An arbitration tribunal on April 8 delivered another blow to BP's dream of completing a tie up with Rosneft, by blocking its historic share swap agreement with Russia's largest oil firm. The ruling gave the British giant an extension beyond the initial April 14 deadline to present its case but added the injunction would "remain in place until further notice."
The Stockholm panel's ruling came just two weeks after the same tribunal kept BP from proceeding with its plans to dig for oil in the vast plots of Arctic land owned by the Russian state-controlled company.
Both parts of the historic $16 billion tie up -- which was blessed personally by Prime Minister Vladimir Putin in January -- were fought by the billionaires who make up the Russian half of BP's local venture TNK-BP. The group fears the deal will eventually make their company redundant and argued that they had the right to bid on the Rosneft project first.
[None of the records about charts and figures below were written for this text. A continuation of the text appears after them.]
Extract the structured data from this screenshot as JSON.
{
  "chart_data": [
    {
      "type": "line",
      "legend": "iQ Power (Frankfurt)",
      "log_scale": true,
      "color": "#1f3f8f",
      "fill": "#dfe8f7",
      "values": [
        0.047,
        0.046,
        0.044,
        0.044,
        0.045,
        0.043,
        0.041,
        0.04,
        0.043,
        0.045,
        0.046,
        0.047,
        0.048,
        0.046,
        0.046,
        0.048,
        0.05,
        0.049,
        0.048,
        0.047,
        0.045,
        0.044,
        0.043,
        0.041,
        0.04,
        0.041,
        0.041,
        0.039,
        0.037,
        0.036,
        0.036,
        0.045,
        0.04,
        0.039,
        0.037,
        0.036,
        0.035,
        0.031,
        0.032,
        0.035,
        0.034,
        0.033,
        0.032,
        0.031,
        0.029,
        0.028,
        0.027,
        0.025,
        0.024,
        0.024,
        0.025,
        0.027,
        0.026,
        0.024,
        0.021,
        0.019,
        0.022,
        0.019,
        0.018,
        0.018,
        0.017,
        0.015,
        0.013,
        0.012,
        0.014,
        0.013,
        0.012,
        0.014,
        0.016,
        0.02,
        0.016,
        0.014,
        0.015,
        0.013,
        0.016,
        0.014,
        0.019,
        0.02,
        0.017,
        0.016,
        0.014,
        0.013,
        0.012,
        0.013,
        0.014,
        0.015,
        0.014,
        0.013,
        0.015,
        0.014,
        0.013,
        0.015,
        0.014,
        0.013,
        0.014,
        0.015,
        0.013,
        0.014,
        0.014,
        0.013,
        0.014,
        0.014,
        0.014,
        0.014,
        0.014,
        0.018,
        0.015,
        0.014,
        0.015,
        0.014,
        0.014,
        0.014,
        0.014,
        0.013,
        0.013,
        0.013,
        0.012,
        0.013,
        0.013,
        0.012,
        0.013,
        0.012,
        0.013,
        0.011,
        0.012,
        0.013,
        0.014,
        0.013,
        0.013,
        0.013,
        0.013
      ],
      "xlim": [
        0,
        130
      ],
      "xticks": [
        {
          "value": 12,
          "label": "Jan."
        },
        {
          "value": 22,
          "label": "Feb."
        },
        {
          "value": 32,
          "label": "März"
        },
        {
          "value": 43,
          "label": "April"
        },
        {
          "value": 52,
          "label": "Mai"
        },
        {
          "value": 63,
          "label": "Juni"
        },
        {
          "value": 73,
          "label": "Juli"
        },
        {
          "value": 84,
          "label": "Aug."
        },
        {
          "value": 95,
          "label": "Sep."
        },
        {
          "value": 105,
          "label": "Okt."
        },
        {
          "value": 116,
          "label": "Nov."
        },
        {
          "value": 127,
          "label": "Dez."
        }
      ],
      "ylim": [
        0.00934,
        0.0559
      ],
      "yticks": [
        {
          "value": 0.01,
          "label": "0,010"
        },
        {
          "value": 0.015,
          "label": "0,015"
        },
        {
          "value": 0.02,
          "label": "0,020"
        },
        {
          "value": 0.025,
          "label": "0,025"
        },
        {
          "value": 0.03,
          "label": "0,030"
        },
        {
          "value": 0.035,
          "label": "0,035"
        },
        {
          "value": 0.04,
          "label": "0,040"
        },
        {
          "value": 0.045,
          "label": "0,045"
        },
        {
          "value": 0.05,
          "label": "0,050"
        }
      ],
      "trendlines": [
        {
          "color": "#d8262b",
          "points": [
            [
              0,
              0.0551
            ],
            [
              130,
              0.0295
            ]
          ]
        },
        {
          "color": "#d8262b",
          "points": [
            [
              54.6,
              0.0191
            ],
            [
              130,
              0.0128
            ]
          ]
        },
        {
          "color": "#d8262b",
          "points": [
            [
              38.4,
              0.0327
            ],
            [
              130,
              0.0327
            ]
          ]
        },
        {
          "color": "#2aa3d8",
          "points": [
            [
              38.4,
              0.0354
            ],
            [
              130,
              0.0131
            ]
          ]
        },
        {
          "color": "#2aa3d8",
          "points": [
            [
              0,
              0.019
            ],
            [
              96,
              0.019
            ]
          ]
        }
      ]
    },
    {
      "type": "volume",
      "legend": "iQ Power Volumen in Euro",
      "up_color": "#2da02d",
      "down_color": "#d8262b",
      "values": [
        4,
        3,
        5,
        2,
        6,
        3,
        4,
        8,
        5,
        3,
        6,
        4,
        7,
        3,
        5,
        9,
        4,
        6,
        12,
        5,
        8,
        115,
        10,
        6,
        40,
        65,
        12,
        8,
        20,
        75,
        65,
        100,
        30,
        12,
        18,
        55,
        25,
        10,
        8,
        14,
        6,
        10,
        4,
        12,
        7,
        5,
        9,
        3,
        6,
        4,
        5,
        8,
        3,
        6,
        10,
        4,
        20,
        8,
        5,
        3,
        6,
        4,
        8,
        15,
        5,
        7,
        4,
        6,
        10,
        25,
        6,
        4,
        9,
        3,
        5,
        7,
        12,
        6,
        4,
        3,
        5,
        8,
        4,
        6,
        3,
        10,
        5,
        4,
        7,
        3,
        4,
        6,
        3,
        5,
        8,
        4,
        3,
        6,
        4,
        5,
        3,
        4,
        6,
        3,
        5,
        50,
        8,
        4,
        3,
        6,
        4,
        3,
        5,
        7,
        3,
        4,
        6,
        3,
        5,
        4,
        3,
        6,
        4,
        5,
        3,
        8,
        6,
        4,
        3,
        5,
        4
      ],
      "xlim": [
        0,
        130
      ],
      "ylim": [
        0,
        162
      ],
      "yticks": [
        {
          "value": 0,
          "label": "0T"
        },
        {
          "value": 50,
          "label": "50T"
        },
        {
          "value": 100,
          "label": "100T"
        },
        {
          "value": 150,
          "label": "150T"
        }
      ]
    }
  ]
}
Today's decision was immediately hailed by the Russian billionaires and dismissed by BP as just another step in a winding legal battle to complete a deal that makes up a vital part of its strategic future. "The share swap and the Arctic opportunity announced January 14 remain subject to the final decision of the arbitration tribunal," BP said.
The Russian billionaires -- known collectively as AAR and led by Alfa Group head Mikhail Fridman -- said they were willing to fight the tie-up to the end.
"AAR welcomes the decision of the tribunal, which we consider fair, balanced and thoughtful," AAR chief executive Stan Polovets said. "We will be pleased to continue to cooperate with the tribunal and will provide any additional information and evidence it requires during the next stage of the hearings."
The original agreement was announced as BP struggled to overcome the damage to its reputation and finances caused by the 2010 Gulf of Mexico oil spill.
The deal with Rosneft would have made BP first through the door to the enormous energy wealth believed to be buried in the Arctic -- where large areas are controlled by the Russian state. But the agreement came to almost an immediate halt when panels in London and then Stockholm sided with the Russian shareholders in BP's local venture.
The Russian billionaires noted that TNK-BP had the right of first refusal on any deal with Rosneft and argued that the tie up broke the joint venture's shareholder agreement.
Analysts initially said BP would still probably manage to somehow complete the deal because it was personally backed by close Putin ally Igor Sechin -- the Rosneft board chairman who serves as Russia's effective energy czar. But Sechin's own position was shaken at the end of March when President Dmitry Medvedev announced plans to dismiss all government officials from their seats on state company boards by the end of the year. Sechin appeared non-committal on April 8 by noting the decision allowed both sides more time to present evidence backing their rival claims.
"I think that there will be a way out of this," news agencies quoted Sechin as saying.
Analysts meanwhile noted that Russia was unlikely to drop BP simply because Sechin was a part of political intrigues that are preceding a presidential election next year in which either Putin or Medvedev can run.
"A strong Rosneft does not hurt Medvedev," said UniCredit equity analyst Artyom Konchin. "I do not think that he is trying to rein in Rosneft. That would be a strange policy that runs counter to his market ideology. "I think Rosneft still wants to partner with BP in the Arctic and that we will soon see this confirmed by a more flexible deadline from Rosneft for this transaction to go ahead."